I have some bad news for you about PDF: https://opensource.adobe.com/dc-acrobat-sdk-docs/library/jsa...
See also: https://rawgit.com/osnr/horrifying-pdf-experiments/master/br...
Even better, every font renderer does! A couple of the PDF-based jailbreaks for iOS were actually bugs in the virtual machine used by font renderer to allow fonts to do programmatic hinting, and the PDF only really existed as a container to deploy the font and force it to deterministically render exactly what was required.
I intuitively expected some trash like that from Adobe which is why I wrote "every PDF viewer" and not "Acrobat Reader".
His "breakout" demo works in Chrome's viewer as well (and obviously FoxIt).

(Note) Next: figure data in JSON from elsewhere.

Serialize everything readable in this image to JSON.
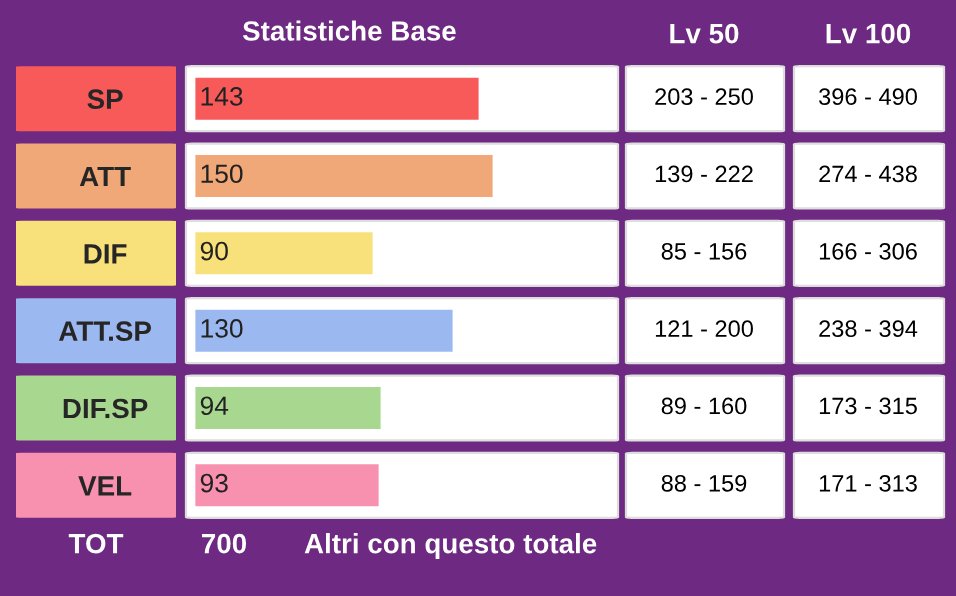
{
  "chart_data": {
    "type": "bar",
    "orientation": "horizontal",
    "title": "Statistiche Base",
    "categories": [
      "SP",
      "ATT",
      "DIF",
      "ATT.SP",
      "DIF.SP",
      "VEL"
    ],
    "values": [
      143,
      150,
      90,
      130,
      94,
      93
    ],
    "colors": [
      "#f85a5a",
      "#f0a878",
      "#f8e07a",
      "#9cb8f0",
      "#a8d890",
      "#f890b0"
    ],
    "legend": false,
    "data_labels": true,
    "grid": false,
    "tick_labels": "y",
    "annotations": [
      "Lv 50",
      "Lv 100",
      "203 - 250",
      "396 - 490",
      "139 - 222",
      "274 - 438",
      "85 - 156",
      "166 - 306",
      "121 - 200",
      "238 - 394",
      "89 - 160",
      "173 - 315",
      "88 - 159",
      "171 - 313",
      "TOT",
      "700",
      "Altri con questo totale"
    ]
  }
}
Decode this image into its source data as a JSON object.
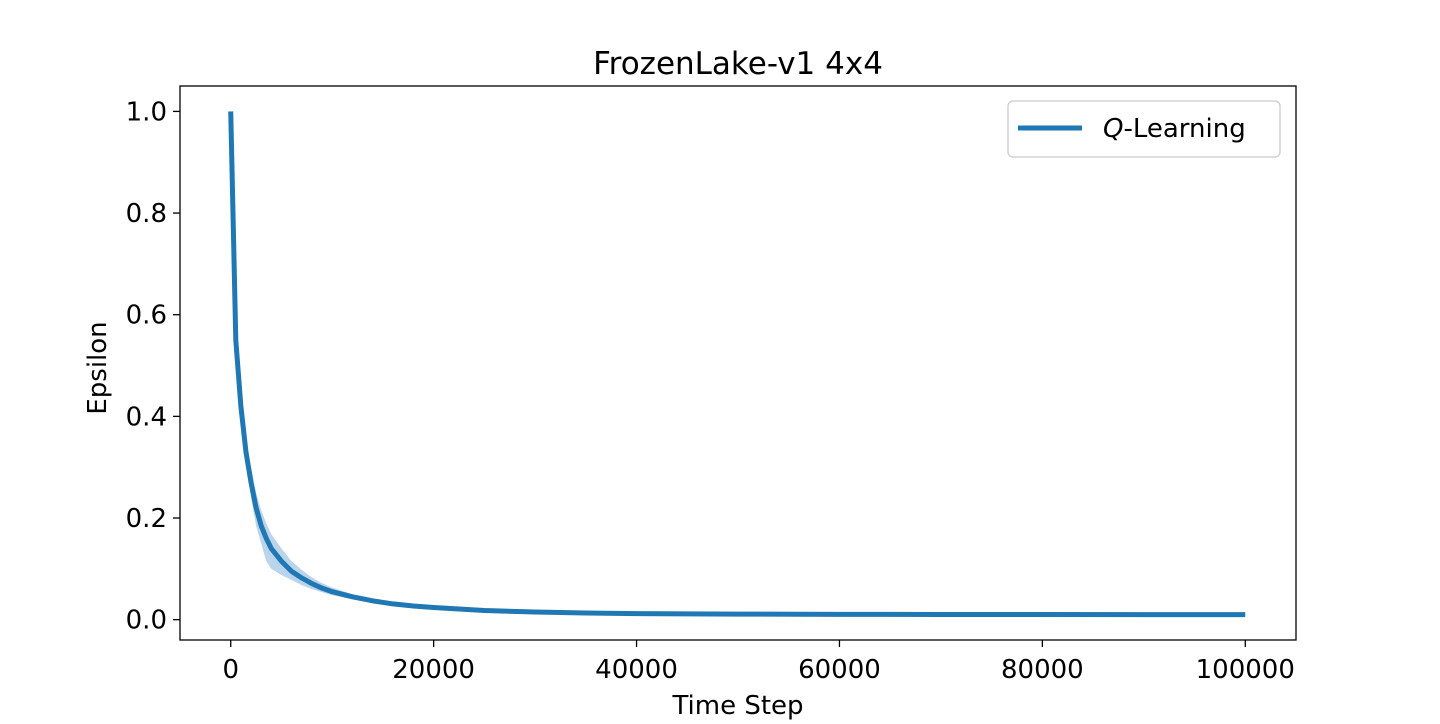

Opt-in code execution is not a meaningful security mechanism because users do not have the expertise or information to answer a prompt like "Do you want to allow this web page to run code?"
Prompts are not opt-in. Opt-in is moving the mouse to (say) the lower-right corner, clicking on the NoScript icon, and selecting "Temporarily allow example.com".
That's not a panacea, but it at least raises the bar from "get people to even briefly look at your attack site", to "come up with a at-least-vaguely-plausible excuse why your site needs to be handed a remote code execution vulnerability in order to function".
The “user” may be a multi tenant system for say, FaaS
No need to, the data inside of the sandbox can still be corrupted (C compiled into WASM code), so even if it doesn't escape to the host, there are tons of possible ways to exploit the code and via data corruption force it to execute another code path thanks to incorrect state on the data structures.
But the malicious miner won't be stealing the banking credentials you used in a different tab
What is the overhead of the spectre mitigations? I read a PhD dissertation showing that v8 suffers a 20% overhead in practice. People can sugar those numbers, but I wouldn't expect another userspace-emulator-like program to behave differently. Is this number in the ballpark for wasmtime?